Thursday, May 20, 2010

In Agreement

I'm making an entry because I know nobody is watching. I think that entitles me to say whatever I want about whomever I want. But then, I've always been able to do that. It is my own blog, after all. So I'll just go ahead and talk about myself and ignore everyone else.

I don't feel like talking about you. I feel like talking about me.

It must be summer because I want to make masks again. I found this exciting recipe for what is essentially a paper mache clay. I've never really put effort into making something out of clay, but I don't think I'm very good at working with it. But it has got to be easier to deal with than ripping paper into strips and smoothing it and watching it dry for hours before adding more of it... Yes. I am excited to try this cheap clay made out of paper. I am also able to sand this paper down once it has dried, which makes me really excited. I really hated the ridges caused by the edges of paper strips, but there was no way to deal with them. Now I'll at least be able to sand down any small globs or bits that I don't like on the mask.

Anyways, to get me into the mood (and because I am overly excited to get started again on this) I made another mask base. It's a lot like the mask base I made last summer that I still actually have, except better. It starts with one of those white masks from JoAnn's, but this time I used masking tape instead of paper mache to cover up all of the features on the face. This is an obviously better idea. I don't have to deal with drying and waiting and fussing about moisture. I can also pick it up and add more tape to it whenever I please. I'm not afraid to poke holes in it or modify it or ruin it. It's just a pile of tape on top of a plastic mask. I could make another one in less than an hour, if I needed, and I'll bet the next one would be better.

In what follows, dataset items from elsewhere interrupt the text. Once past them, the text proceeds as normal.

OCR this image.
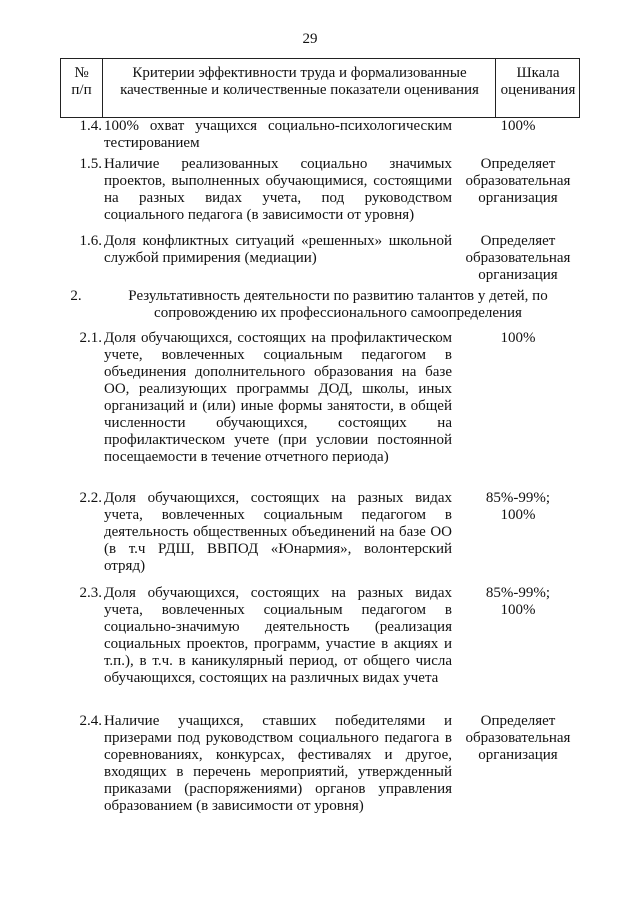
29
№
п/п
Критерии эффективности труда и формализованные качественные и количественные показатели оценивания
Шкала оценивания
1.4. 100% охват учащихся социально-психологическим тестированием
100%
1.5. Наличие реализованных социально значимых проектов, выполненных обучающимися, состоящими на разных видах учета, под руководством социального педагога (в зависимости от уровня)
Определяет образовательная организация
1.6. Доля конфликтных ситуаций «решенных» школьной службой примирения (медиации)
Определяет образовательная организация
2.	Результативность деятельности по развитию талантов у детей, по сопровождению их профессионального самоопределения
2.1. Доля обучающихся, состоящих на профилактическом учете, вовлеченных социальным педагогом в объединения дополнительного образования на базе ОО, реализующих программы ДОД, школы, иных организаций и (или) иные формы занятости, в общей численности обучающихся, состоящих на профилактическом учете (при условии постоянной посещаемости в течение отчетного периода)
100%
2.2. Доля обучающихся, состоящих на разных видах учета, вовлеченных социальным педагогом в деятельность общественных объединений на базе ОО (в т.ч РДШ, ВВПОД «Юнармия», волонтерский отряд)
85%-99%;
100%
2.3. Доля обучающихся, состоящих на разных видах учета, вовлеченных социальным педагогом в социально-значимую деятельность (реализация социальных проектов, программ, участие в акциях и т.п.), в т.ч. в каникулярный период, от общего числа обучающихся, состоящих на различных видах учета
85%-99%;
100%
2.4. Наличие учащихся, ставших победителями и призерами под руководством социального педагога в соревнованиях, конкурсах, фестивалях и другое, входящих в перечень мероприятий, утвержденный приказами (распоряжениями) органов управления образованием (в зависимости от уровня)
Определяет образовательная организация
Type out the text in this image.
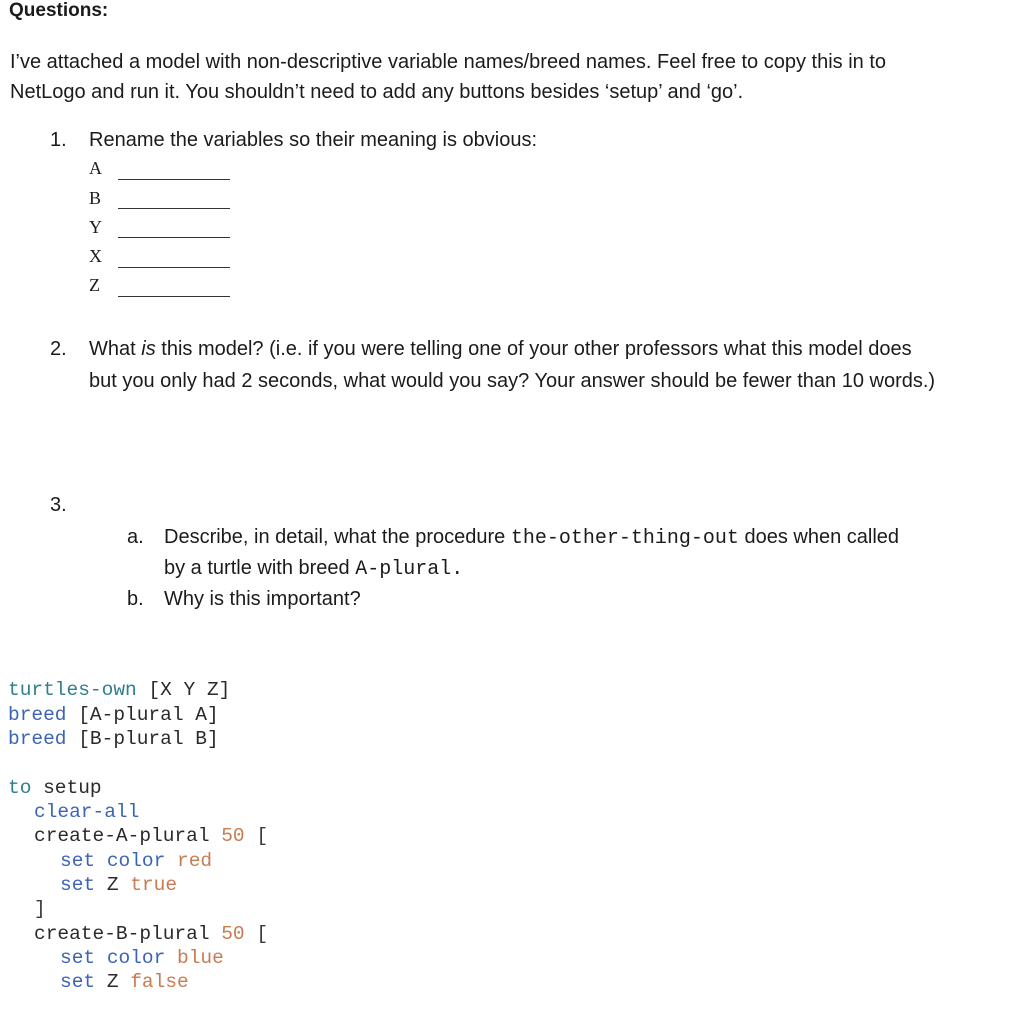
Questions:
I’ve attached a model with non-descriptive variable names/breed names. Feel free to copy this in to
NetLogo and run it. You shouldn’t need to add any buttons besides ‘setup’ and ‘go’.
1. Rename the variables so their meaning is obvious:
A
B
Y
X
Z
2. What is this model? (i.e. if you were telling one of your other professors what this model does
but you only had 2 seconds, what would you say? Your answer should be fewer than 10 words.)
3.
a. Describe, in detail, what the procedure the-other-thing-out does when called
by a turtle with breed A-plural.
b. Why is this important?
turtles-own [X Y Z]
breed [A-plural A]
breed [B-plural B]
to setup
clear-all
create-A-plural 50 [
set color red
set Z true
]
create-B-plural 50 [
set color blue
set Z false
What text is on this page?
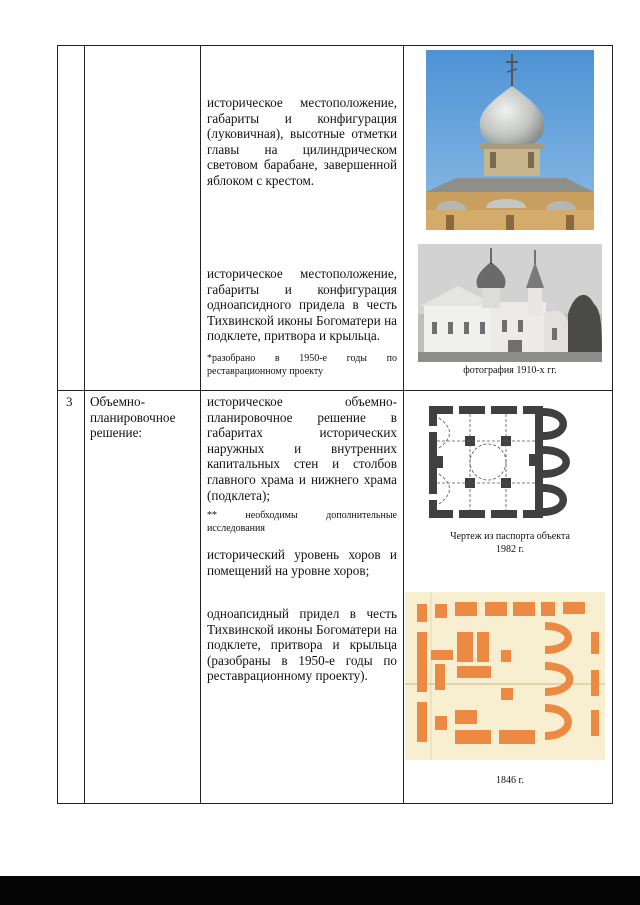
историческое местоположение, габариты и конфигурация (луковичная), высотные отметки главы на цилиндрическом световом барабане, завершенной яблоком с крестом.
историческое местоположение, габариты и конфигурация одноапсидного придела в честь Тихвинской иконы Богоматери на подклете, притвора и крыльца.
*разобрано в 1950-е годы по реставрационному проекту	фотография 1910-х гг.
3 Объемно-планировочное решение:
историческое объемно-планировочное решение в габаритах исторических наружных и внутренних капитальных стен и столбов главного храма и нижнего храма (подклета);
** необходимы дополнительные исследования
исторический уровень хоров и помещений на уровне хоров;
одноапсидный придел в честь Тихвинской иконы Богоматери на подклете, притвора и крыльца (разобраны в 1950-е годы по реставрационному проекту).
Чертеж из паспорта объекта 1982 г.
1846 г.
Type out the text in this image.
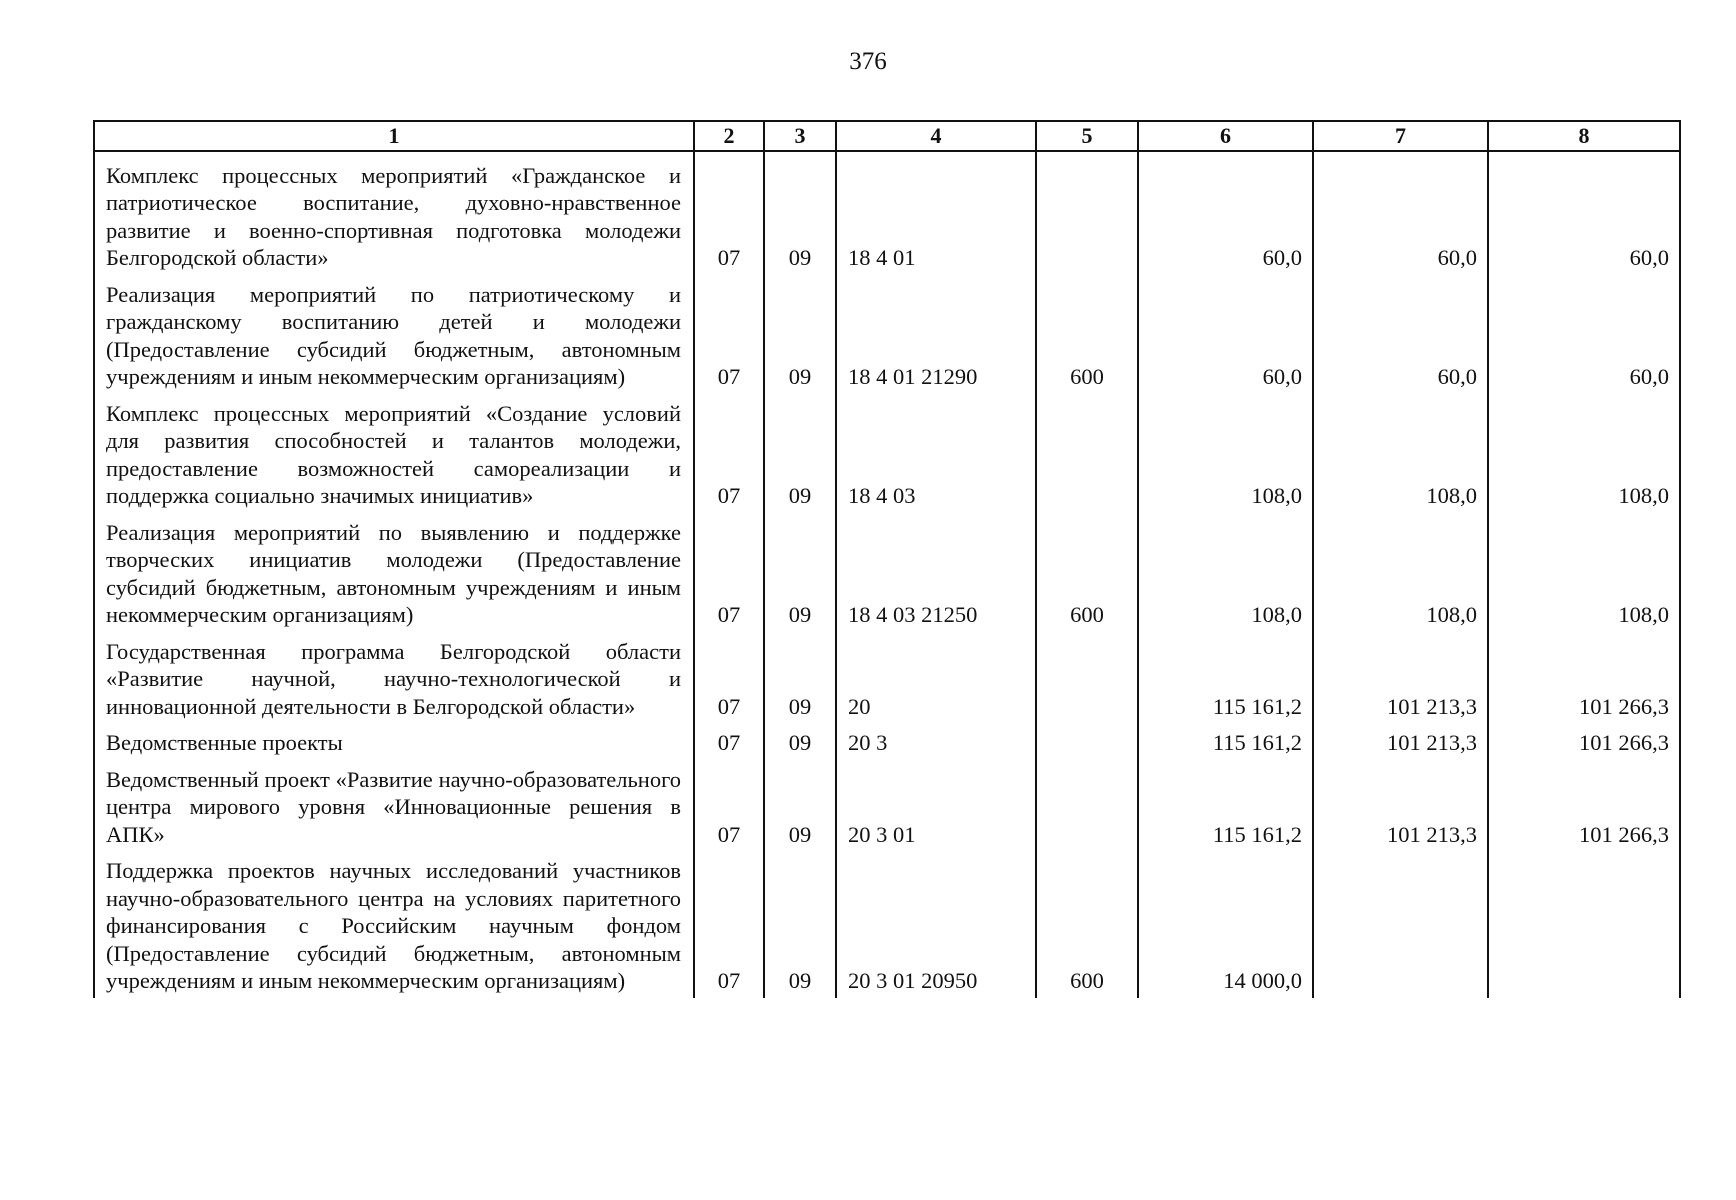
376
1	2	3	4	5	6	7	8
Комплекс процессных мероприятий «Гражданское и патриотическое воспитание, духовно-нравственное развитие и военно-спортивная подготовка молодежи Белгородской области»	07	09	18 4 01		60,0	60,0	60,0
Реализация мероприятий по патриотическому и гражданскому воспитанию детей и молодежи (Предоставление субсидий бюджетным, автономным учреждениям и иным некоммерческим организациям)	07	09	18 4 01 21290	600	60,0	60,0	60,0
Комплекс процессных мероприятий «Создание условий для развития способностей и талантов молодежи, предоставление возможностей самореализации и поддержка социально значимых инициатив»	07	09	18 4 03		108,0	108,0	108,0
Реализация мероприятий по выявлению и поддержке творческих инициатив молодежи (Предоставление субсидий бюджетным, автономным учреждениям и иным некоммерческим организациям)	07	09	18 4 03 21250	600	108,0	108,0	108,0
Государственная программа Белгородской области «Развитие научной, научно-технологической и инновационной деятельности в Белгородской области»	07	09	20		115 161,2	101 213,3	101 266,3
Ведомственные проекты	07	09	20 3		115 161,2	101 213,3	101 266,3
Ведомственный проект «Развитие научно-образовательного центра мирового уровня «Инновационные решения в АПК»	07	09	20 3 01		115 161,2	101 213,3	101 266,3
Поддержка проектов научных исследований участников научно-образовательного центра на условиях паритетного финансирования с Российским научным фондом (Предоставление субсидий бюджетным, автономным учреждениям и иным некоммерческим организациям)	07	09	20 3 01 20950	600	14 000,0		
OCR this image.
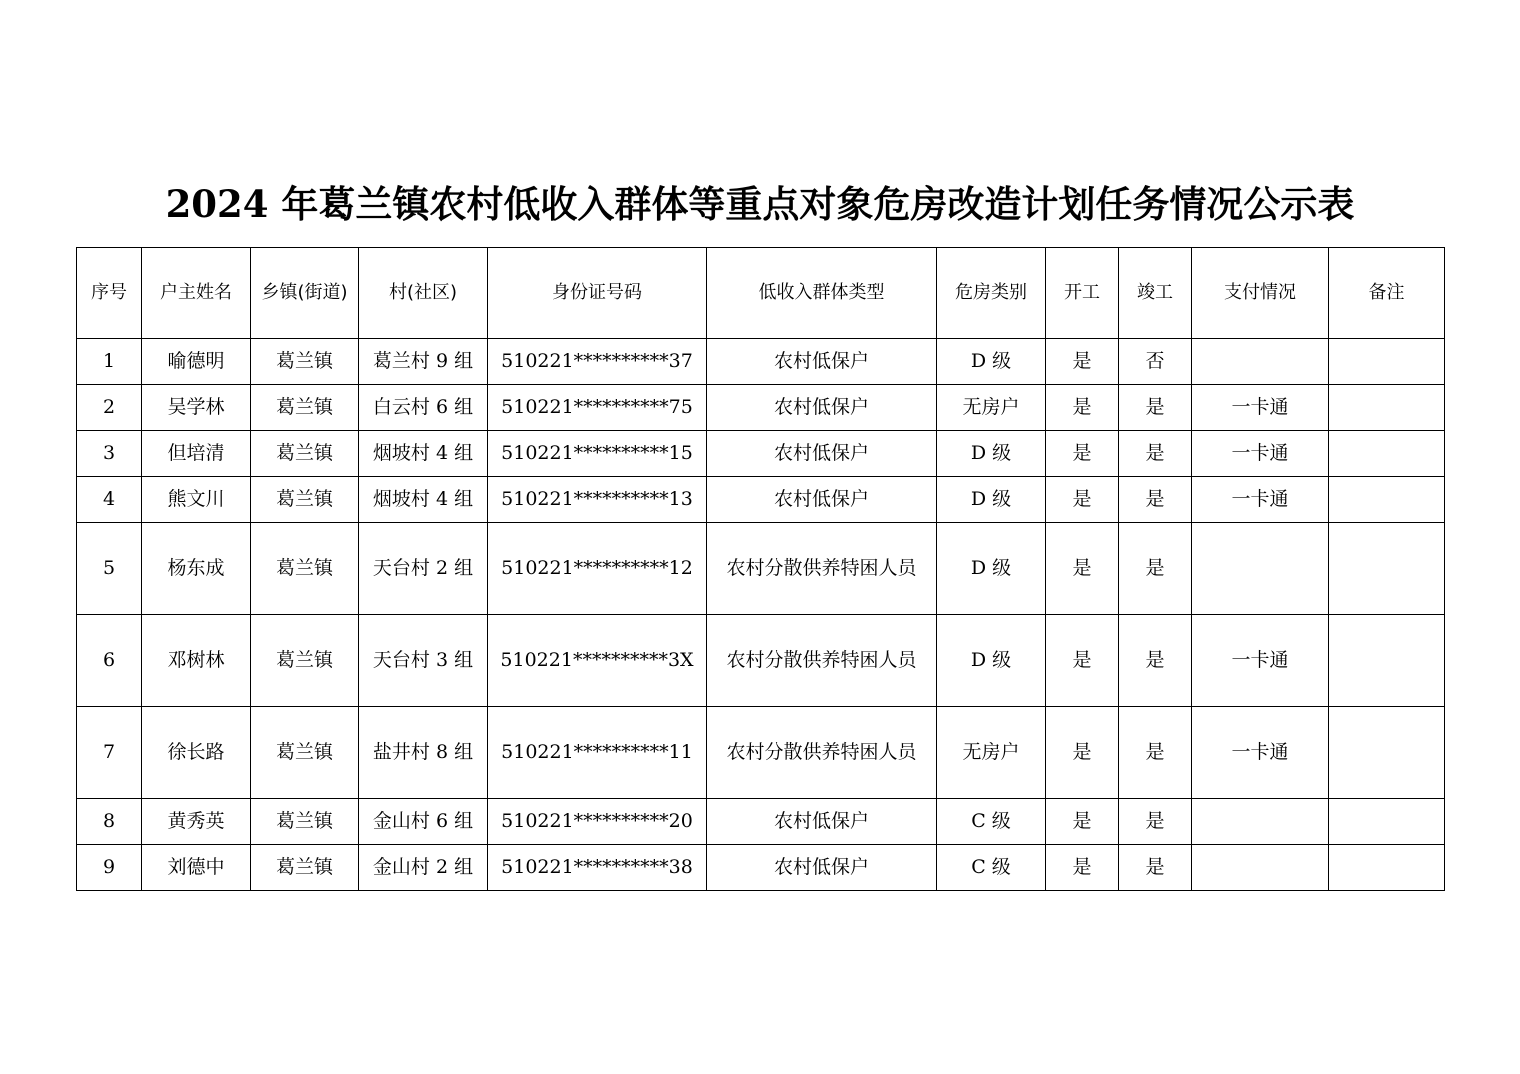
2024 年葛兰镇农村低收入群体等重点对象危房改造计划任务情况公示表
序号	户主姓名	乡镇(街道)	村(社区)	身份证号码	低收入群体类型	危房类别	开工	竣工	支付情况	备注
1	喻德明	葛兰镇	葛兰村 9 组	510221**********37	农村低保户	D 级	是	否		
2	吴学林	葛兰镇	白云村 6 组	510221**********75	农村低保户	无房户	是	是	一卡通	
3	但培清	葛兰镇	烟坡村 4 组	510221**********15	农村低保户	D 级	是	是	一卡通	
4	熊文川	葛兰镇	烟坡村 4 组	510221**********13	农村低保户	D 级	是	是	一卡通	
5	杨东成	葛兰镇	天台村 2 组	510221**********12	农村分散供养特困人员	D 级	是	是		
6	邓树林	葛兰镇	天台村 3 组	510221**********3X	农村分散供养特困人员	D 级	是	是	一卡通	
7	徐长路	葛兰镇	盐井村 8 组	510221**********11	农村分散供养特困人员	无房户	是	是	一卡通	
8	黄秀英	葛兰镇	金山村 6 组	510221**********20	农村低保户	C 级	是	是		
9	刘德中	葛兰镇	金山村 2 组	510221**********38	农村低保户	C 级	是	是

When I don't feel like I am shirking off a bunch of responsibilities, I am going to make my first batch of that clay and my first mask out of the new materials. I'm excited for it, but I really feel like I should wait. I'm supposed to get a job this summer, but I haven't been trying very hard. (I'm so nervous about applying for jobs it isn't even funny.) I'm trying to remain productive during the day and not just lie around all the time to make up for my lack of a job. Maybe I should set a goal for myself--No hobbies until I have done so many hours of productive things in the day. To maintain a balance.

I suppose that means I should stop cuddling the cat and writing Ubiquity entries, and start cleaning my room.